Fearless ran for five years and 36 installments — like SVH, Pascal created the stories while ghostwriters wrote the books — and Simon & Schuster debuted a spin-off series, Fearless FBI, in 2005. Gaia even got her own TV show…almost. In 2003, The WB announced a series based on Gaia's FBI adventures, but the drama (starring Rachael Leigh Cook and exec-produced by Jerry Bruckheimer) failed to jell creatively and never made it to air. For that, Pascal is grateful. The author is now working on a new adaptation of Fearless — but it's not for the page or the screen.
PASCAL: [The TV show] had it all wrong. They had a Gaia who was almost silent. I talked to them about it — I sent endless emails, which they probably put in the garbage. It was really just so wrong, and Gaia was so terrible. I don't know what they were thinking! At the end it was so bad, [Bruckheimer] put it in the can, which is where it has stayed. I wrote him a letter and said, "Thank you."
Playwright Jon Marans and I have written a musical called The Fearless Girl. Right this minute! We're just a couple of weeks from recording the music. Jon and I wrote the book and the lyrics, and Graham Lyle, who wrote several Tina Turner songs, he's written the music. It's really exciting. It's about Gaia — she's outspoken and tough. She's outrageous, she's incorrigible. She is the nightmare teenager with no fear — and because of that, because she doesn't have the fight-or-flight [response], she only knows fight. She's not quite Superwoman, but she's very close. She can't fly.
The Ruling Class (2004)
As one of Pascal's only YA books that wasn't part of a series, The Ruling Class — about a teenager named Twyla who clashes with a nasty clique of girls at her new high school — was overshadowed by a similarly themed pop culture phenomenon.
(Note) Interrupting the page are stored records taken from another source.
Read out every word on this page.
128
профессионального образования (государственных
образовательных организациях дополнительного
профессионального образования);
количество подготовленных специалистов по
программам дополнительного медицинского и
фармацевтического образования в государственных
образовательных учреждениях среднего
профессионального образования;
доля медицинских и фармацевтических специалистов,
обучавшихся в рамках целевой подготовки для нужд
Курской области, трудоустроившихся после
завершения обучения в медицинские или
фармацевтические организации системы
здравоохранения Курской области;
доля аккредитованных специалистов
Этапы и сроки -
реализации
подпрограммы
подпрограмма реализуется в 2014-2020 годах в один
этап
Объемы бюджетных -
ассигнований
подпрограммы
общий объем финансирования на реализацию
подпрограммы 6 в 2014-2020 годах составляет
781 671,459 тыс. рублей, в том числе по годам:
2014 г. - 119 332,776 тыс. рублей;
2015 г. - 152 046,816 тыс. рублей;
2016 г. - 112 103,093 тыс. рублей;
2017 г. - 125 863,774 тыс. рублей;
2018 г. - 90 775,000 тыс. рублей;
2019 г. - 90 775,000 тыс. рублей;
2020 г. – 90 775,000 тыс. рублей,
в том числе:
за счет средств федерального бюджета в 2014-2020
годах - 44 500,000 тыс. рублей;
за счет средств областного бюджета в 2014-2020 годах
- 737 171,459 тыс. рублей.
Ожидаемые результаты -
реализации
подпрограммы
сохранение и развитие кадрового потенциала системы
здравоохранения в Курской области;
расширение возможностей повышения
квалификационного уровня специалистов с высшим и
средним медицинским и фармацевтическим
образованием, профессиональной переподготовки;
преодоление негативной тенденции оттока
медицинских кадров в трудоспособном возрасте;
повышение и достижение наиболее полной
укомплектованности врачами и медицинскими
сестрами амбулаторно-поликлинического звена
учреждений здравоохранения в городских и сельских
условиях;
PASCAL I saw something on TV about "mean girls" [a phrase popularized by Rosalind Wiseman's 2002 book, Queen Bees & Wannabees], and I thought, "That's great!" I sat down and started to write Mean Girls. I was halfway finished [with the book] and then [my agent] Amy said, "Bad news — Tina Fey is shooting a movie called Mean Girls." So I had to rename it The Ruling Class.
[Being] first is crucial, and I wasn't. I still think that message, that the strongest way to defeat a bully is in unity, isn't emphasized enough. I think it should be taught in schools, because not only would it be effective, it's exciting. It's like the army of the good.
The Legacy of Sweet Valley
At 81, Pascal remains busy. In addition to the Fearless musical, the author has an adult novel coming out next year, and she also recently revised the book for Mack & Mabel, the 1974 musical written by her late brother, Michael. (New York's Encores! theater series will stage the production in February.) Though she has no plans to revisit SVH, over the years Pascal has grown to appreciate the series in a deeper way.
PASCAL: I never really had the respect for Sweet Valley that I had for my other YA books. I felt it was a kind of soap opera, and that was kind of a lesser thing. I was wrong, because it had [an] enormous effect on people. Essentially it was very important and deserved [respect] — now I see it. At least a quarter of the fan mail that I got started off with "I used to hate to read…" It was sometimes from the kid, and sometimes from the par- ent, who would say, "She used to hate to read…" That's the best thing that happened [with Sweet Valley]. That and money.